This repository hosts a Python-based machine learning project aimed at predicting diabetes using patient health data from https://www.kaggle.com/datasets/mathchi/diabetes-data-set
The project leverages common machine learning techniques and several popular libraries, including pandas, NumPy, scikit-learn, and Matplotlib, to preprocess data, train models, and evaluate their performance.
The dataset used in this project is derived from the the National Institute of Diabetes and Digestive and Kidney Diseases. It includes several diagnostic measurements such as glucose concentration, blood pressure, skin thickness, insulin level, BMI, age, and more.

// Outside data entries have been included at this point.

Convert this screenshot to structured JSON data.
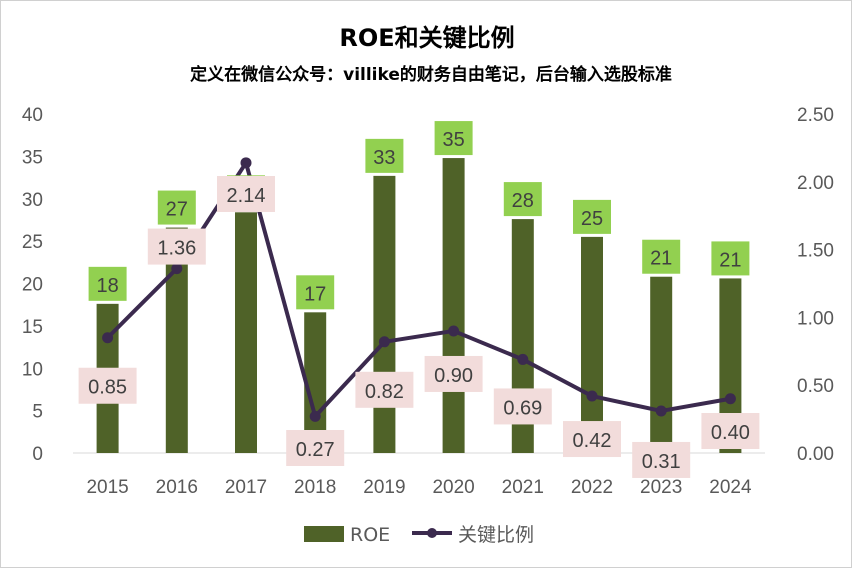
{
  "chart_data": {
    "type": "bar",
    "title": "ROE和关键比例",
    "subtitle": "定义在微信公众号：villike的财务自由笔记，后台输入选股标准",
    "categories": [
      "2015",
      "2016",
      "2017",
      "2018",
      "2019",
      "2020",
      "2021",
      "2022",
      "2023",
      "2024"
    ],
    "series": [
      {
        "name": "ROE",
        "type": "bar",
        "axis": "left",
        "color": "#4f6228",
        "values": [
          17.6,
          26.6,
          28.4,
          16.6,
          32.7,
          34.8,
          27.6,
          25.5,
          20.8,
          20.6
        ],
        "labels": [
          "18",
          "27",
          "",
          "17",
          "33",
          "35",
          "28",
          "25",
          "21",
          "21"
        ]
      },
      {
        "name": "关键比例",
        "type": "line",
        "axis": "right",
        "color": "#3b2a4e",
        "values": [
          0.85,
          1.36,
          2.14,
          0.27,
          0.82,
          0.9,
          0.69,
          0.42,
          0.31,
          0.4
        ],
        "labels": [
          "0.85",
          "1.36",
          "2.14",
          "0.27",
          "0.82",
          "0.90",
          "0.69",
          "0.42",
          "0.31",
          "0.40"
        ]
      }
    ],
    "y_left": {
      "min": 0,
      "max": 40,
      "ticks": [
        "0",
        "5",
        "10",
        "15",
        "20",
        "25",
        "30",
        "35",
        "40"
      ]
    },
    "y_right": {
      "min": 0,
      "max": 2.5,
      "ticks": [
        "0.00",
        "0.50",
        "1.00",
        "1.50",
        "2.00",
        "2.50"
      ]
    },
    "grid": false,
    "legend": "bottom",
    "bar_label_bg": "#92d050",
    "line_label_bg": "#f2dcdb"
  }
}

- Data Preprocessing: Includes handling missing values, feature scaling, and data transformations to prepare the dataset for modeling.
- Model Training and Evaluation: Employs three different machine learning models:
- Logistic Regression
- K-Nearest Neighbors (KNN)
- Support Vector Machine (SVM)
- Performance Analysis: Evaluates models based on accuracy, precision, and recall. Includes detailed visualizations of model performance.
- Data Visualization: Uses Matplotlib and Seaborn for insightful visualizations of the dataset distribution and model outcomes.
Contributions are welcome! For major changes, please open an issue first to discuss what you would like to change. Please ensure to update tests as appropriate.
This project is licensed under the MIT License - see the LICENSE file for details.